Il y a plus de 50 000 ans, les Néandertaliens dominaient l'Europe et l'Asie, avant d'être progressivement remplacés par les humains modernes. Ce processus n'a pas été soudain : les deux espèces ont coexisté pendant des milliers d'années.

Une étude internationale confirme cette cohabitation prolongée. À laquelle a participé l'Institut royal des sciences naturelles de Belgique (IRSNB), les chercheurs ont employé une méthode de datation améliorée (spectrométrie de masse par accélérateur) sur les restes néandertaliens de 40 sites archéologiques. Résultat : Néandertaliens et humains modernes ont vécu côte à côte pendant 2 600 à 5 400 ans, laissant du temps pour des échanges culturels et des croisements génétiques.
Des analyses génomiques récentes confirment des hybridations hors d'Afrique : l'ADN des humains modernes non africains contient jusqu'à 2 % d'ADN néandertalien. Aucune preuve archéologique directe d'échanges culturels n'existe encore, mais les derniers Néandertaliens montrent des avancées soudaines dans les outils et la pensée symbolique, peut-être inspirées par les humains modernes.
Cette datation affinée redéfinit le cadre chronologique de la disparition des Néandertaliens. « Les scénarios proposés – dépassés par les humains modernes ou assimilés à eux – ont pu coexister, à des degrés divers, selon les lieux et les époques », explique Patrick Semal, anthropologue et responsable du Patrimoine à l'IRSNB.

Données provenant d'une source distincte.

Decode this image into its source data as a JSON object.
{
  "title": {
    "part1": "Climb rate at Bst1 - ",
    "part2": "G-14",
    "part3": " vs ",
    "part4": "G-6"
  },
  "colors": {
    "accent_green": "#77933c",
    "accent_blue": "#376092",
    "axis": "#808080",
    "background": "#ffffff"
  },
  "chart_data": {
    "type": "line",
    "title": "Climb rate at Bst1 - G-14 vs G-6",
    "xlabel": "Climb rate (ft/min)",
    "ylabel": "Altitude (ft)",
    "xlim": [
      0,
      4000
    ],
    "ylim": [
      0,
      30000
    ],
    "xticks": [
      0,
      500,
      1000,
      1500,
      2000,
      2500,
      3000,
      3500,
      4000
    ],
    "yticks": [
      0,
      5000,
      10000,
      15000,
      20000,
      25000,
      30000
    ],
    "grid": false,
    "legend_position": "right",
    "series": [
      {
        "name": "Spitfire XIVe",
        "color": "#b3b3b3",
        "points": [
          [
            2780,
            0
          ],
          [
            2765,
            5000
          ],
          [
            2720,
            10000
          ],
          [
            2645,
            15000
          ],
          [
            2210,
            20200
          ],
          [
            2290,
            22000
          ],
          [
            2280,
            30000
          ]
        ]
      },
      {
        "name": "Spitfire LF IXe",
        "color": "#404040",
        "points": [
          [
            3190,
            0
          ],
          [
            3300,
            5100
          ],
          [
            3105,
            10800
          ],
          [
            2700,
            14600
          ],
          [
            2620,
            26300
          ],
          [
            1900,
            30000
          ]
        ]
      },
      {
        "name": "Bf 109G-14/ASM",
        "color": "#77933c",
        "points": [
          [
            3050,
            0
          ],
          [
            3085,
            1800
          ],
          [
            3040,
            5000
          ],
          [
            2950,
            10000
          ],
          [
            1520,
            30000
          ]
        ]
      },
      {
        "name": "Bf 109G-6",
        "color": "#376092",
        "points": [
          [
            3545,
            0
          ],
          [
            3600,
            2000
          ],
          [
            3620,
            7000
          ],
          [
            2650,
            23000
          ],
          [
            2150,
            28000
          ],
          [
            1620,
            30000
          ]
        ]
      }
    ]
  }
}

Les derniers Néandertaliens à Spy
Les fossiles de la grotte de Spy (province de Namur) restent parmi les plus récents découverts en Belgique : datés entre 42 500 et 40 000 ans. Ils sont cruciaux pour comprendre la disparition des Néandertaliens au profit des humains anatomiquement modernes. « Jusqu'à aujourd'hui, aucune trace de contact direct n'a été trouvée dans notre région. Les plus anciennes traces d'humains modernes en Belgique sont plusieurs milliers d'années plus jeunes. Seules de nouvelles fouilles et analyses permettront d'éclaircir ce mystère », ajoute Patrick Semal.